Perhaps similarly, excavation and invocation of alternative viewpoints from seventeenth-century writers, thinkers and artists might prove fruitful. Blanc does just this. He quotes Vondel’s description of the greed that accompanied Dutch maritime trade, Adriaen van de Venne’s (1589-1662) painted satires and the statements of religious leaders who lamented a lack of piety among the citizentry at large. In the context of the Querelle des Anciens et Modernes that raged through many European intellectual circles wherein the superiority of the present or the past was actively debated, it is not surprising to find a robust dialogue about the relative merits of the situation in the Northern Netherlands. In the modern usages that Holtrop and Blanc chart, progress is widely assumed to be a positive, but that has not always been the case. One wonders then if it is possible to reframe or redefine ‘golden age’ as a problematic or layered concept in the seventeenth century, rather than as a totem of forward progress.

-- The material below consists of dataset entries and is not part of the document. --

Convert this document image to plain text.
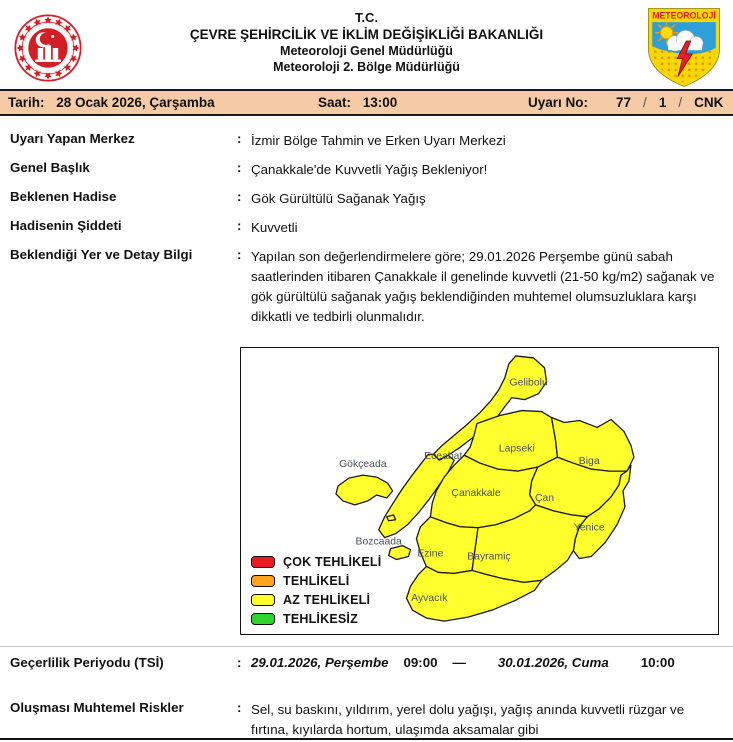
T.C.
ÇEVRE ŞEHİRCİLİK VE İKLİM DEĞİŞİKLİĞİ BAKANLIĞI
Meteoroloji Genel Müdürlüğü
Meteoroloji 2. Bölge Müdürlüğü
METEOROLOJİ
Tarih: 28 Ocak 2026, Çarşamba	Saat: 13:00	Uyarı No: 77 / 1 / CNK
Uyarı Yapan Merkez	: İzmir Bölge Tahmin ve Erken Uyarı Merkezi
Genel Başlık	: Çanakkale'de Kuvvetli Yağış Bekleniyor!
Beklenen Hadise	: Gök Gürültülü Sağanak Yağış
Hadisenin Şiddeti	: Kuvvetli
Beklendiği Yer ve Detay Bilgi	: Yapılan son değerlendirmelere göre; 29.01.2026 Perşembe günü sabah saatlerinden itibaren Çanakkale il genelinde kuvvetli (21-50 kg/m2) sağanak ve gök gürültülü sağanak yağış beklendiğinden muhtemel olumsuzluklara karşı dikkatli ve tedbirli olunmalıdır.
Gelibolu
Eceabat
Lapseki
Biga
Gökçeada
Çanakkale	Çan
Yenice
Bozcaada
Ezine Bayramiç
Ayvacık
ÇOK TEHLİKELİ
TEHLİKELİ
AZ TEHLİKELİ
TEHLİKESİZ
Geçerlilik Periyodu (TSİ)	: 29.01.2026, Perşembe 09:00 — 30.01.2026, Cuma 10:00
Oluşması Muhtemel Riskler	: Sel, su baskını, yıldırım, yerel dolu yağışı, yağış anında kuvvetli rüzgar ve fırtına, kıyılarda hortum, ulaşımda aksamalar gibi
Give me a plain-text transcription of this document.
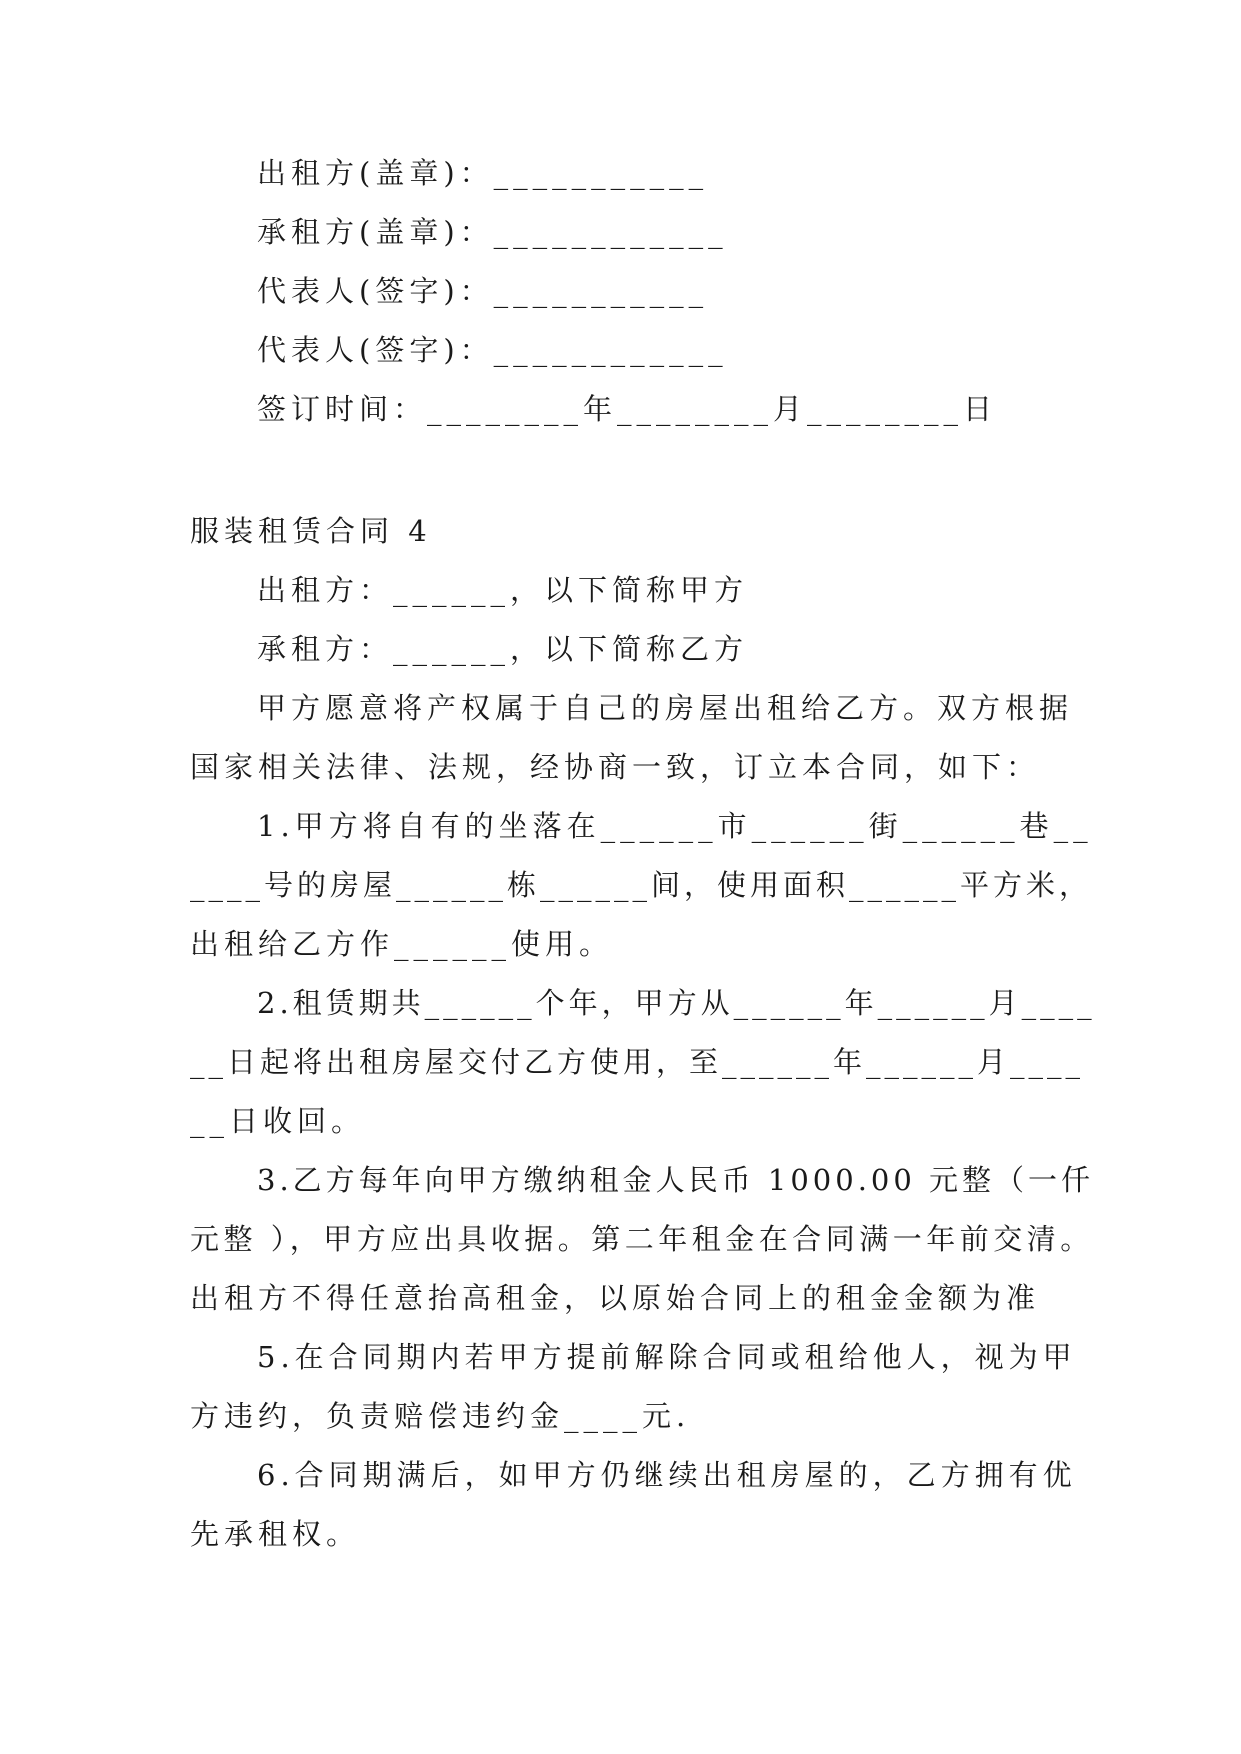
出租方(盖章)：___________
承租方(盖章)：____________
代表人(签字)：___________
代表人(签字)：____________
签订时间：________年________月________日
服装租赁合同 4
出租方：______，以下简称甲方
承租方：______，以下简称乙方
甲方愿意将产权属于自己的房屋出租给乙方。双方根据
国家相关法律、法规，经协商一致，订立本合同，如下：
1.甲方将自有的坐落在______市______街______巷__
____号的房屋______栋______间，使用面积______平方米，
出租给乙方作______使用。
2.租赁期共______个年，甲方从______年______月____
__日起将出租房屋交付乙方使用，至______年______月____
__日收回。
3.乙方每年向甲方缴纳租金人民币 1000.00 元整（一仟
元整 ），甲方应出具收据。第二年租金在合同满一年前交清。
出租方不得任意抬高租金，以原始合同上的租金金额为准
5.在合同期内若甲方提前解除合同或租给他人，视为甲
方违约，负责赔偿违约金____元.
6.合同期满后，如甲方仍继续出租房屋的，乙方拥有优
先承租权。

As the myriad questions put forth in this review suggest, Dutch Golden Age(s) is not the final word on the debate. Rather, it is a stimulating prompt for scholars and students to participate in an ongoing conversation.

Christopher D. M. Atkins
Van Otterloo-Weatherbie Director
Center for Netherlandish Art
Museum of Fine Arts, Boston

NOTES: 

1 N. Segal, ‘A Dutch Golden Age? That’s only half the story’, New York Times, 25 Oct. 2019.

2 “The will focus on the conditions of artistic production, by re-evaluating it within the context of recent social art historical studies. It will address the question how the artists themselves, by selecting and developing certain iconographical themes and aesthetics, have contributed to the construction of the image of a ‘Golden Age’. The third axis will address the same question, but from the perspective of the demand for art. It will examine the social, economic, religious and theoretical expectations, to be able to indicate the ‘need’ for a Golden Age’ in the Dutch Republic. Finally, to strip seventeenth-century Dutch art from its supposed exceptionality, the fourth axis will show the strong connections between the Dutch Republic and the different European regions, by means of a reflection on the importance of artistic exchange during this period.” https://www.dutch-golden-ages.com/

3  J. Blanc, ‘The Dutch “Golden Age” today: Risks and methods’, Dutch Golden Age(s), Brepols 2020, p. 211.

4 J. Blanc (2020) note 3, p. 212.

5 Alexander Nagel and Christopher Wood’s recent exploration of earlier chronologies might provide some pathways for consideration of this issue. A. Nagel and C. Wood, Anachronic Renaissance, Princeton 2020.
CITE AS:
Christopher D. M. Atkins, ‘Review of: Dutch Golden Age(s)’, Oud Holland Reviews, November 2023.